Existential Psychotherapy for Individuals
Paul offers individuals an existential healing perspective, which focuses upon four pathways to individual deepening:
- Seeing change as an ever-evolving process of becoming more of who we were meant to be rather than becoming a better human being. This view of change deepens our knowledge of ourselves and our capacity to make choices which truly reflect what we believe and value.
- Strengthening our ability and willingness to identify the truth about ourselves, especially as it pertains to how we are wounded, how we are gifted, and what we desire. Individuals learn to hold what they discover about themselves with compassion.
- Developing reparenting skills. Dr. Dunion’s BEND reparenting model is employed, emphasizing the roles of Boundaries, Encouragement, Nurturance, and Discipline.
- Learning about the dance between personal will and fate. The dance of personal will and fate yields the individual’s destiny. This dance guides learning and deepens healing.
Men’s Soul Work
Since 1980 Paul has been offering counseling, training, and workshops for men. His work with men focuses upon the hazardous impact rigid definitions of maleness and manhood have upon the development of boys and men. Gender demarcations are typically restricted to social-economic achievement, athleticism, and attainment of intellectual acuity and soldiering. The greater the need to demonstrate gender legitimacy, the tighter a man’s grip becomes upon one of these ways to exhibit male prowess. This diminishes the warmth of a man’s heart, impairs his capacity to be soulful, and ultimately endangers his ability to be himself.

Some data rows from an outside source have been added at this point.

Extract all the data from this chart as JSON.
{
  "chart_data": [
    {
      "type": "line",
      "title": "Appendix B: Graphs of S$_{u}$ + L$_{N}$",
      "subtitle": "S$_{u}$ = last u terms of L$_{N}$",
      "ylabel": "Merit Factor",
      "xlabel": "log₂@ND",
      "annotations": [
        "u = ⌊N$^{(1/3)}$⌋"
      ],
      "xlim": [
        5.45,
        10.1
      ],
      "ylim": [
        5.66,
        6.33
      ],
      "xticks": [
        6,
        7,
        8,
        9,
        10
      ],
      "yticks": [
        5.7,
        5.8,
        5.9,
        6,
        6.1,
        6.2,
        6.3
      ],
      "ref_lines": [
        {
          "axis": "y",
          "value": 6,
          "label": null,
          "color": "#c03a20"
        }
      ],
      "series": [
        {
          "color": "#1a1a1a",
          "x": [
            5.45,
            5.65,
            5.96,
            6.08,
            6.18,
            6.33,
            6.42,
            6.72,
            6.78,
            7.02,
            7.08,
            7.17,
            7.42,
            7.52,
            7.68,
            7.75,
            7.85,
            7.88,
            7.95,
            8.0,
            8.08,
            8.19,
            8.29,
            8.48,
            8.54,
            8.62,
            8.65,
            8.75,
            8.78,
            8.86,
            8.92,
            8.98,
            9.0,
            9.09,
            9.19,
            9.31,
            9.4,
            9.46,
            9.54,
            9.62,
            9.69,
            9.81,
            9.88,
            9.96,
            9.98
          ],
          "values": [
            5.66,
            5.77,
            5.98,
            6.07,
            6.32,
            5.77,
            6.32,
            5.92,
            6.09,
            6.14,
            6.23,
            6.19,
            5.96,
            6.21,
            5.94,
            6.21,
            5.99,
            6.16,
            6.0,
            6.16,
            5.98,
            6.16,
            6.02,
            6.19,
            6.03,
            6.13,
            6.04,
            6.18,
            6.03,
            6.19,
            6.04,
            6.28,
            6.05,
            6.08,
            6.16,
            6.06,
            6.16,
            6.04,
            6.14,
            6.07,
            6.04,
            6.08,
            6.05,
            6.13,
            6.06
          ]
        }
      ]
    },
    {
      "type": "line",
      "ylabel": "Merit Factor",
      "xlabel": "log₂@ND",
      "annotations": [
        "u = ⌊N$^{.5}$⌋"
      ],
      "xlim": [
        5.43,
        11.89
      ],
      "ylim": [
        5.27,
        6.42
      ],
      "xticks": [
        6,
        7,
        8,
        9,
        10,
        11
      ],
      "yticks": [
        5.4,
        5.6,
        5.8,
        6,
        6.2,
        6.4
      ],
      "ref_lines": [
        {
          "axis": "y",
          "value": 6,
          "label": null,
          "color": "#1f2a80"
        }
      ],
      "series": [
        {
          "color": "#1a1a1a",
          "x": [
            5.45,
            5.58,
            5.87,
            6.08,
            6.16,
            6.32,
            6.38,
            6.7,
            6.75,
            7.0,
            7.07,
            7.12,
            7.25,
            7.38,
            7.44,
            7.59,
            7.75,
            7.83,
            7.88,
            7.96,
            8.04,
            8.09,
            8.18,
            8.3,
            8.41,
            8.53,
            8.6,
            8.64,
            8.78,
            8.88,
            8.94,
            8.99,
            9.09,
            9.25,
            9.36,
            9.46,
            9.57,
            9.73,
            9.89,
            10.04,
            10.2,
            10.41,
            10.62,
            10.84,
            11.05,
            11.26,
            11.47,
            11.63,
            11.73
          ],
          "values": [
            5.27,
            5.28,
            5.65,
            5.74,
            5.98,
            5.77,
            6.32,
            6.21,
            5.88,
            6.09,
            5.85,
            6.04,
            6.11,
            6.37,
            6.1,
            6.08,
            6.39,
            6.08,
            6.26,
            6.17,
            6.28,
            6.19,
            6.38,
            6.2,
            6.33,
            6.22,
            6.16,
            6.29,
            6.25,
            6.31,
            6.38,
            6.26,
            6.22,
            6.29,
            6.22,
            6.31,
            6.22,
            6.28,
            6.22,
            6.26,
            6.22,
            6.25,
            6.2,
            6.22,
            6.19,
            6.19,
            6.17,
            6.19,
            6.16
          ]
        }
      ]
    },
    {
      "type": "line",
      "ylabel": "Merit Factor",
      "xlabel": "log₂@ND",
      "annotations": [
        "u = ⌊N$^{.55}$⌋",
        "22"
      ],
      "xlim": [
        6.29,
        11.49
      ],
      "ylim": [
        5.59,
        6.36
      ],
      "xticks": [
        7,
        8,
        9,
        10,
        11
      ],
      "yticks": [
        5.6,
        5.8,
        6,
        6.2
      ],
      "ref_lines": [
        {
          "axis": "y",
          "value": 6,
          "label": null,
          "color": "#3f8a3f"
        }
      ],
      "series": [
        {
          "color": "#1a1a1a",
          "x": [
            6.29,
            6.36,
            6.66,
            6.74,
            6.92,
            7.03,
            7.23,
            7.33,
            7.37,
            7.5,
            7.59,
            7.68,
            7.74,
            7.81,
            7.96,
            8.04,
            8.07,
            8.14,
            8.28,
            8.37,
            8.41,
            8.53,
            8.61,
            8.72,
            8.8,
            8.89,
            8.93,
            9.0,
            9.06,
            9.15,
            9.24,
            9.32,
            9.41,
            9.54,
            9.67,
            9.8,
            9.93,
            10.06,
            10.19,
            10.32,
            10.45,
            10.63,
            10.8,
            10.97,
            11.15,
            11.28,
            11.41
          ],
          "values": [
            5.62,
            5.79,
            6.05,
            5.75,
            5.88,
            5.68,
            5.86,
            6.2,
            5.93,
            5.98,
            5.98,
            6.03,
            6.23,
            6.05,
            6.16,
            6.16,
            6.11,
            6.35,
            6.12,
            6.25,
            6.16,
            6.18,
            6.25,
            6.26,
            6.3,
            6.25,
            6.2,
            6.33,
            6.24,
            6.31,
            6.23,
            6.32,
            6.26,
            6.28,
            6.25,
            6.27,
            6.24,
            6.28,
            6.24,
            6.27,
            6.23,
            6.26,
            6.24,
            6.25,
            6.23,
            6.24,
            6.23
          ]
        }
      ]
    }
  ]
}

Our culture gives men little or no permission to have an inner world or to know what it means to honorably labor in that world. Hence, men are deeply confused about what they need, what they feel, what they love, and what they long for. Prohibition from their own inner world guarantees isolation from the outer world and makes men strangers to their emotional lives, their intuition, and their capacity to steward. The tragedy facing men is that they are remaining distant from their losses, often locking them into an adolescent holding pattern.
Paul’s work with men is designed to help men relinquish cultural injunctions against their own depth by offering mentoring, initiation, and ritual aimed at welcoming men to their inner worlds and to the world of men.
He also offers a healing community experience for men. In these communities men have the opportunity to shed their isolation, discover the uniqueness and the nuances of their own manhood, reclaim what was lost, create expressions of authentic self-empowerment, and experience participation in genuine brotherhood where men are not asked to give up part of themselves in order to belong. Men learn to identify to what service they are called.
Shadow Marriage Couples Counseling
Shadow Marriage explores the nature of Shadow – not only as those elements of the personality we deem unacceptable, but also as our own unique personal gold. Special attention is given to the roles of denial and projection of shadow and their impact upon a marriage. We explore ways to welcome Shadow into a marriage in order to deepen our capacity to have intimacy. The counseling also focuses on ways that we can cope with conflict through creative self-empowerment and radical self-responsibility. Couples are encouraged to develop the resiliency necessary to respond creatively to both fears of abandonment and feeling overwhelmed.
“I am no longer interested in self-improvement as long as that implies, in any way, that my essential goodness is not already present.”